My rating: 4 of 5 stars



Once upon a time, I bought a lot of mysteries. While I appreciated an intricate jigsaw puzzle of a plot (and still do), the greatest attraction of a mystery, for me, is the main character. Since most mysteries are series that stretch out over several books, the protagonist has to be damn interesting to keep me reading. I particularly like series where the lead character grows older, acknowledges that, and deals with it. I also like series where the characters and plot are more or less contemporary with current events; obviously the time involved with writing and publishing each individual book means the author can't keep up with things in real time, but I prefer a mystery that hews as closely to this ideal as possible.

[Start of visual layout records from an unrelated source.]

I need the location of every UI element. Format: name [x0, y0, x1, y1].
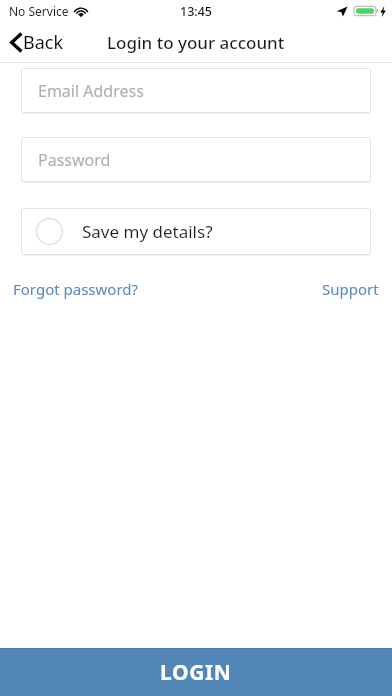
button[interactable]: Support: [320, 276, 381, 302]
staticText: Login to your account: [107, 31, 285, 54]
button[interactable]: Password: [21, 137, 371, 182]
staticText: 13:45: [180, 3, 213, 20]
button[interactable]: Email Address: [21, 68, 371, 113]
staticText: No Service: [9, 3, 69, 19]
button[interactable]: Save my details?: [21, 208, 371, 255]
button[interactable]: LOGIN: [0, 649, 392, 696]
staticText: Back: [23, 30, 64, 55]
button[interactable]: Forgot password?: [11, 276, 141, 302]
staticText: LOGIN: [160, 658, 232, 687]
staticText: Support: [322, 279, 379, 299]
staticText: Password: [38, 149, 111, 171]
button[interactable]: Back: [0, 24, 74, 61]
staticText: Forgot password?: [13, 279, 139, 299]
staticText: Save my details?: [82, 220, 213, 243]
staticText: Email Address: [38, 80, 144, 102]
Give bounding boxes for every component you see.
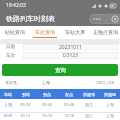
staticText: 09:48 — [64, 102, 75, 107]
staticText: 20231011 — [59, 44, 82, 50]
staticText: 发点 — [65, 92, 73, 97]
button[interactable]: 杭州 — [0, 113, 120, 120]
staticText: 上海 — [4, 102, 12, 107]
button[interactable]: 上海 — [0, 99, 120, 112]
staticText: 所属省 — [83, 92, 95, 97]
staticText: 车次 — [6, 53, 18, 59]
staticText: 正晚点查询 — [93, 29, 118, 35]
staticText: 车次查询 — [35, 29, 55, 35]
button[interactable]: 车次查询 — [30, 26, 60, 39]
staticText: 上海 — [106, 113, 114, 118]
staticText: 所属局 — [104, 92, 116, 97]
button[interactable]: More options — [89, 14, 120, 24]
staticText: CMCC_U2B — [96, 80, 115, 85]
button[interactable]: 查询 — [2, 64, 118, 76]
staticText: 铁路列车时刻表 — [6, 14, 55, 23]
staticText: 车站大屏 — [65, 29, 85, 35]
staticText: 站站查询 — [5, 29, 25, 35]
staticText: 浙江 — [85, 102, 93, 107]
staticText: 杭州 — [4, 113, 12, 118]
button[interactable]: 正晚点查询 — [90, 26, 120, 39]
staticText: 10:15 — [42, 113, 53, 118]
button[interactable]: 日期 — [0, 44, 120, 50]
button[interactable]: 站站查询 — [0, 26, 30, 39]
staticText: 浙江 — [85, 113, 93, 118]
staticText: 车次号 — [5, 80, 17, 85]
staticText: 上海 — [106, 102, 114, 107]
button[interactable]: 车次 — [0, 52, 120, 59]
staticText: 10:12 — [20, 113, 31, 118]
staticText: 09:23 — [20, 102, 31, 107]
staticText: 19:42:03 — [6, 2, 26, 9]
staticText: 查询 — [55, 67, 66, 74]
button[interactable]: 车站大屏 — [60, 26, 90, 39]
staticText: 到点 — [43, 92, 51, 97]
staticText: 上海 — [42, 80, 50, 85]
staticText: D3123 — [63, 52, 79, 59]
staticText: 车站 — [4, 92, 12, 97]
staticText: 到站 — [22, 92, 30, 97]
staticText: 09:42 — [42, 102, 53, 107]
staticText: 10:18 — [64, 113, 75, 118]
staticText: 日期 — [6, 44, 18, 50]
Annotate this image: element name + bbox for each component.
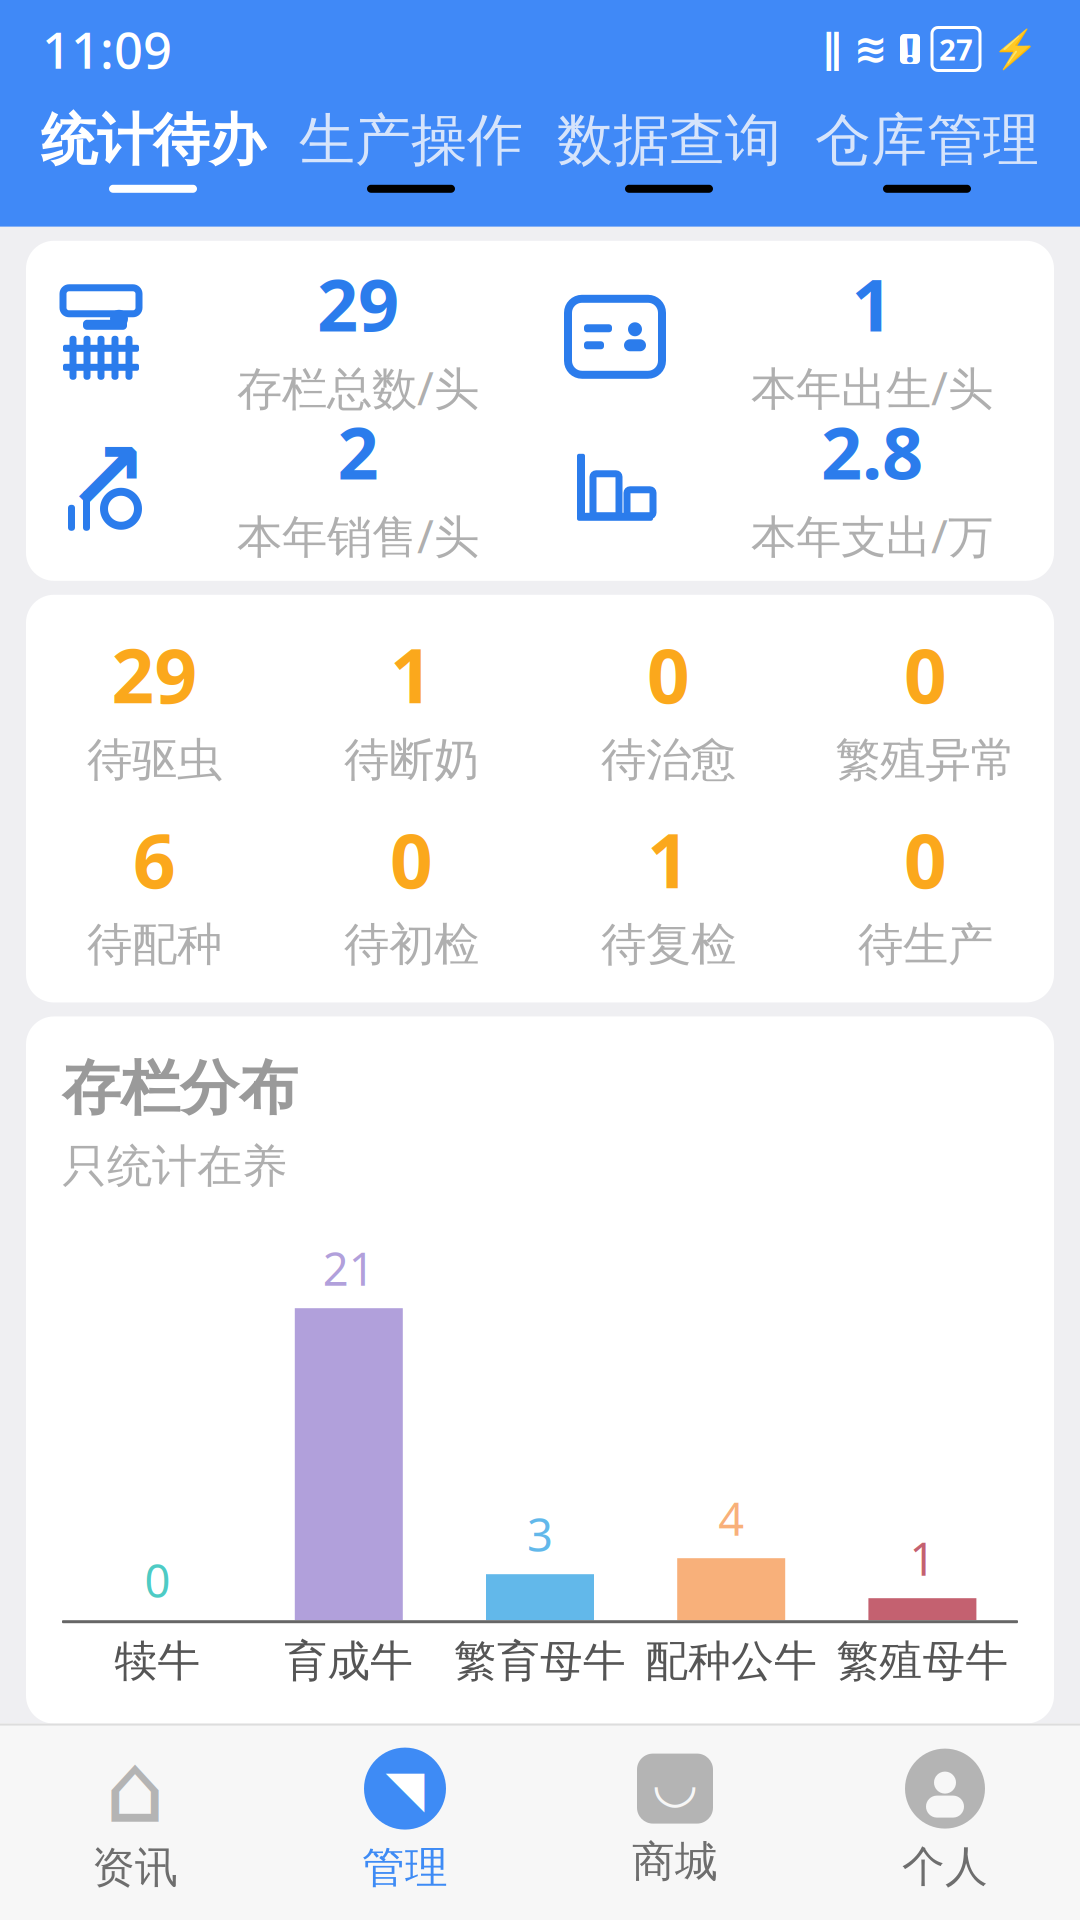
staticText: 1 (390, 625, 433, 724)
staticText: 0 (145, 1550, 171, 1610)
button[interactable]: 生产操作 (282, 106, 540, 193)
staticText: 数据查询 (557, 106, 781, 175)
staticText: 繁殖异常 (836, 732, 1016, 788)
staticText: ! (905, 26, 915, 72)
staticText: 配种公牛 (645, 1635, 817, 1688)
staticText: 商城 (632, 1836, 718, 1888)
staticText: 存栏总数/头 (237, 358, 479, 418)
staticText: 1 (647, 810, 690, 909)
staticText: 1 (909, 1528, 935, 1588)
staticText: 1 (852, 256, 892, 352)
staticText: 生产操作 (299, 106, 523, 175)
staticText: 待初检 (344, 917, 479, 972)
button[interactable]: 0 (797, 625, 1054, 788)
staticText: 育成牛 (284, 1635, 413, 1688)
staticText: 0 (390, 810, 433, 909)
staticText: 只统计在养 (62, 1138, 287, 1194)
staticText: 29 (317, 256, 399, 352)
button[interactable]: 0 (540, 625, 797, 788)
staticText: 管理 (362, 1842, 448, 1894)
button[interactable]: 0 (283, 810, 540, 972)
button[interactable]: 仓库管理 (798, 106, 1056, 193)
staticText: 仓库管理 (815, 106, 1039, 175)
staticText: 待驱虫 (87, 732, 222, 788)
staticText: ∥ (822, 26, 842, 72)
staticText: ↗ (66, 421, 148, 533)
staticText: 4 (718, 1488, 744, 1548)
staticText: 存栏分布 (62, 1052, 298, 1125)
button[interactable]: ◡ (540, 1754, 810, 1888)
staticText: 待治愈 (601, 732, 736, 788)
staticText: 0 (904, 810, 947, 909)
staticText: ◥ (386, 1760, 424, 1817)
staticText: 本年支出/万 (751, 506, 993, 566)
staticText: ◡ (654, 1752, 696, 1813)
staticText: 11:09 (42, 15, 172, 83)
staticText: ⚡ (992, 28, 1038, 70)
staticText: 资讯 (92, 1842, 178, 1894)
button[interactable]: ◥ (270, 1748, 540, 1894)
button[interactable]: 6 (26, 810, 283, 972)
button[interactable]: 2.8 (540, 404, 1054, 566)
button[interactable]: 29 (26, 625, 283, 788)
staticText: ⌂ (104, 1734, 166, 1843)
staticText: 29 (112, 625, 198, 724)
staticText: 27 (939, 30, 973, 68)
staticText: 繁育母牛 (454, 1635, 626, 1688)
button[interactable]: 个人 (810, 1749, 1080, 1893)
staticText: 2.8 (821, 404, 923, 500)
staticText: 犊牛 (115, 1635, 201, 1688)
button[interactable]: ⌂ (0, 1748, 270, 1894)
button[interactable]: 0 (797, 810, 1054, 972)
staticText: 待生产 (858, 917, 993, 972)
staticText: 0 (904, 625, 947, 724)
button[interactable]: 1 (283, 625, 540, 788)
button[interactable]: 统计待办 (24, 106, 282, 193)
button[interactable]: 29 (26, 256, 540, 418)
button[interactable]: ↗ (26, 404, 540, 566)
staticText: 待配种 (87, 917, 222, 972)
staticText: 本年出生/头 (751, 358, 993, 418)
staticText: 6 (133, 810, 176, 909)
staticText: 待复检 (601, 917, 736, 972)
staticText: ≋ (854, 26, 888, 72)
staticText: 2 (338, 404, 378, 500)
button[interactable]: 数据查询 (540, 106, 798, 193)
staticText: 本年销售/头 (237, 506, 479, 566)
staticText: 待断奶 (344, 732, 479, 788)
staticText: 个人 (902, 1841, 988, 1893)
staticText: 3 (527, 1504, 553, 1564)
staticText: 繁殖母牛 (836, 1635, 1008, 1688)
staticText: 统计待办 (41, 106, 265, 175)
button[interactable]: 1 (540, 256, 1054, 418)
staticText: 21 (323, 1238, 375, 1298)
staticText: 0 (647, 625, 690, 724)
button[interactable]: 1 (540, 810, 797, 972)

Once upon a time, I snapped up Sue Grafton's Kinsey Millhone books on sight, along with Sara Paretsky's V.I. Warshawski books, among others. But after reading an interview where Grafton said Kinsey was, and would remain, stuck in the 80's, my enthusiasm for the "alphabet" books quickly waned. I recently flipped through the last book--Grafton is up to "W"--and once I saw the date for said book was 1988, I put it back. As much as I love Guns n'Roses, the 80's was not a good decade for this country, and I don't care to revisit it.

But I still buy Sara Paretsky's books. Why is that? Because V.I. Warshawski's cases and world is set in our contemporary timeline, V.I. herself is growing older, and Paretsky makes no bones about either. In this book, a small but significant plot point is V.I.'s turning fifty, and her relationships with younger people, particularly younger feminists. (V.I. is a proud second-wave feminist, and she doesn't let you forget it.) Even more so, the plot deals with Iraq, and mentions Barack Obama as a brief aside. Of course, this makes it slightly dated, but I would rather have this more vital and meaningful setting than Sue Grafton's frozen and far removed one.

Not to mention the fact that V.I. Warshawski is simply a deeper, better, more fully rounded character. Her feminism, liberalism, and staunch opposition to the Iraq war is a bit of a transparent stand-in for the author's political leanings, but that doesn't make V.I., and the book as a whole, any less terrific. Paretsky's tendency for mousetrap plots that suddenly snap shut is on full display here: I spent a good two-thirds of the book wondering how the separate plot threads would come together, and when they do, over the course of only a few pages, the results are breathtaking.

I don't want to get in a fight with Kinsey Millhone fans. At one time, Kinsey appealed to me; she no longer does. But V.I. Warshawski is a character readers can grow old with, and I look forward to seeing how Sara Paretsky pulls it off.